An emergency “brake” could be pulled to prevent further increases in the National Living Wage from overheating the economy during the coronavirus crisis.
The NLW goes up today (1st April) April to £8.72, giving a pay rise to thousands of workers, many of whom are at the frontline of the UK’s response to COVID-19.
The rise follows recommendations made to the Government by the Low Pay Commission (LPC) in the autumn. It means the rate reaches the target of 60% of median earnings, originally set by the Government in 2015.
In last month’s Budghet, Chancellor Rishi Sunak confirmed its ambition for the NLW to continue increasing towards a new target of two-thirds of average earnings by 2024.
But it has asked the LPC to advise on whether the economic evidence warranted these increases – and the escalation in deaths and economic uncertainty caused by COVID-19 has cast another dimension on the government’s plans.
NATIONAL LIVING WAGE
INCREASE FROM APRIL 1 2020
Bryan Sanderson, Chair of the Low Pay Commission, said that many of the nation’s key workers – in, for example, the care sector, agriculture, transport and retail – are low-paid, are continuing to work in “very difficult” conditions and will benefit from today’s increase.
He said that at the same time, the Government has introduced a “comprehensive” package of support for employers to lessen the impact of the extraordinary circumstances brought about by coronavirus.

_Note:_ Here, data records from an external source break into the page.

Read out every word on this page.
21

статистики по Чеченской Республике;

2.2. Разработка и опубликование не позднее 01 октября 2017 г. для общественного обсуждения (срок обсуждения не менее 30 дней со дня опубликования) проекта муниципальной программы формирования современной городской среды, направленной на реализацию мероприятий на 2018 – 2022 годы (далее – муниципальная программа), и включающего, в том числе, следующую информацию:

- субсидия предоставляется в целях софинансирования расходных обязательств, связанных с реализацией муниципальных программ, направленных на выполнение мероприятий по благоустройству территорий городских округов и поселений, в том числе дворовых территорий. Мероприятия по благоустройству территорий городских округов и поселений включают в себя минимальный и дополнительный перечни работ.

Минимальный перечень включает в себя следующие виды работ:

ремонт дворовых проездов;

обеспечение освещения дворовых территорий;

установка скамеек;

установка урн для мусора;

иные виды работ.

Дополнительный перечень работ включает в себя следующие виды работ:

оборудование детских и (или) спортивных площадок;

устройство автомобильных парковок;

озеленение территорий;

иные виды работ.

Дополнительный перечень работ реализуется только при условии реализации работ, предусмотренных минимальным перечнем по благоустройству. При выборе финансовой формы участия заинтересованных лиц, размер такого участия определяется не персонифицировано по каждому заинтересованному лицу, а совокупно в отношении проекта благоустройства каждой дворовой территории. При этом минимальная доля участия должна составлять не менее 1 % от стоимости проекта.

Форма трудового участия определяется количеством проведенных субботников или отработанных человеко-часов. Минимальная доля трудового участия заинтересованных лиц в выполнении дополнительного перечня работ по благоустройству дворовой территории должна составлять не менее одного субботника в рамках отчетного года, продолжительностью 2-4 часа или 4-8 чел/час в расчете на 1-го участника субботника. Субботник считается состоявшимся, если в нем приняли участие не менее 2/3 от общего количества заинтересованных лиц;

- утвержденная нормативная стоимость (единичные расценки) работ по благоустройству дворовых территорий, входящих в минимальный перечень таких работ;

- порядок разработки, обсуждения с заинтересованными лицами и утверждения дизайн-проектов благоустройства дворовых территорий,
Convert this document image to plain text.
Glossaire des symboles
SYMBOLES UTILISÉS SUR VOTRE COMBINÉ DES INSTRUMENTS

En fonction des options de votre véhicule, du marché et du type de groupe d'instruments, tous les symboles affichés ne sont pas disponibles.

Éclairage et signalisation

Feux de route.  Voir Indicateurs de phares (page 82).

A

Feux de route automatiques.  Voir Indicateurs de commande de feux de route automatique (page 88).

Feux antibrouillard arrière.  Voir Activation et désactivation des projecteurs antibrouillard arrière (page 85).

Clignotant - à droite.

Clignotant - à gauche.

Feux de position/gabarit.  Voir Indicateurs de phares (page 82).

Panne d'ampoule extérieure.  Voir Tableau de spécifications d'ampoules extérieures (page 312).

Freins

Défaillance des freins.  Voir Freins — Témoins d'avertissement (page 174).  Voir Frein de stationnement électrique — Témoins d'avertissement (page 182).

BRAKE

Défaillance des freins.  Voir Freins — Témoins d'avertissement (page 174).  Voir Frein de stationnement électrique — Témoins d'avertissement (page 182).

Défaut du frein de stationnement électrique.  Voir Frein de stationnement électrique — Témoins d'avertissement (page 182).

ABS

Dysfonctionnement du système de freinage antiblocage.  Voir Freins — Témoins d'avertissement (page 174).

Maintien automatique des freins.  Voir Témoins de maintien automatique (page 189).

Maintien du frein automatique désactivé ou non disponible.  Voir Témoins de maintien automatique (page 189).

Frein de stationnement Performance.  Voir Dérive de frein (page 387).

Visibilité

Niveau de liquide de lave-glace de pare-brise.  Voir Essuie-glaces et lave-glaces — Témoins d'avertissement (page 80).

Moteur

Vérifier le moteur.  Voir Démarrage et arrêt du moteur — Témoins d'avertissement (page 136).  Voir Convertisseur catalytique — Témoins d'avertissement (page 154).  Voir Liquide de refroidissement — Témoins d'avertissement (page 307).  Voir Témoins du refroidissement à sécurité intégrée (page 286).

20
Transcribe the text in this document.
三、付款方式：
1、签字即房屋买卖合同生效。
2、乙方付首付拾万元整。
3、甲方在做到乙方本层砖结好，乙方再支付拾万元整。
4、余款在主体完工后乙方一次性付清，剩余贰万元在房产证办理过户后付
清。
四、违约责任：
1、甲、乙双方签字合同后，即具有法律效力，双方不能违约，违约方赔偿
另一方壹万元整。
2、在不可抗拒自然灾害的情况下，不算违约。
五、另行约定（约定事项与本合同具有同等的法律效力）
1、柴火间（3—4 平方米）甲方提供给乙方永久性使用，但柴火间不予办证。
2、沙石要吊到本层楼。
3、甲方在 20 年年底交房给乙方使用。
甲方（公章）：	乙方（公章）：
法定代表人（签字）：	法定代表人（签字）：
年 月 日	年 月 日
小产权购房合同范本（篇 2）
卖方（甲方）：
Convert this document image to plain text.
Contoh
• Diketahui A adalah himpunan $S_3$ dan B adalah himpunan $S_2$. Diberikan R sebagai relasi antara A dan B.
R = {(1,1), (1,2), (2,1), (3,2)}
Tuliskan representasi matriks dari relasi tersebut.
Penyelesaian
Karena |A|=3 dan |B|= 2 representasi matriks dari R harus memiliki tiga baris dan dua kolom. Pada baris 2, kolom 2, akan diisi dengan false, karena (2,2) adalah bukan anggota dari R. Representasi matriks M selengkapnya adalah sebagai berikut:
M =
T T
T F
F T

But Sanderson said: “Under our new remit, the Government asks us to monitor the labour market and the impacts of the NLW, advise on any emerging risks and – if the economic evidence warrants it – recommend that the government reviews its target or timeframe.”
Sanderson said the LPC will give the government its advice based on the economic data it receives.
A so-called “emergency brake” may have to be applied, depending on how the coronavirus crisis plays out.
The other rates of the National Minimum Wage (NMW) will also increase alongside the NLW.
The NLW is the statutory minimum wage for workers aged 25 and over. Different minimum wage rates apply to 21-24 year olds, 18-20 year olds, 16-17 year olds and apprentices aged under 19 or in the first year of an apprenticeship.
The age threshold for the NLW will be reduced from 25 to 23 in 2021, and then further to 21 by 2024. This follows a review of the structure of the National Minimum Wage youth rates and recommendations made by the LPC last autumn.
The NLW was introduced in April 2016 and had a target of 60% of median earnings by 2020, subject to sustained economic growth.
The National Living Wage is different from the UK Living Wage and the London Living Wage calculated by the Living Wage Foundation.
The LPC will make its recommendations to Government on the 2021 NMW rates in October.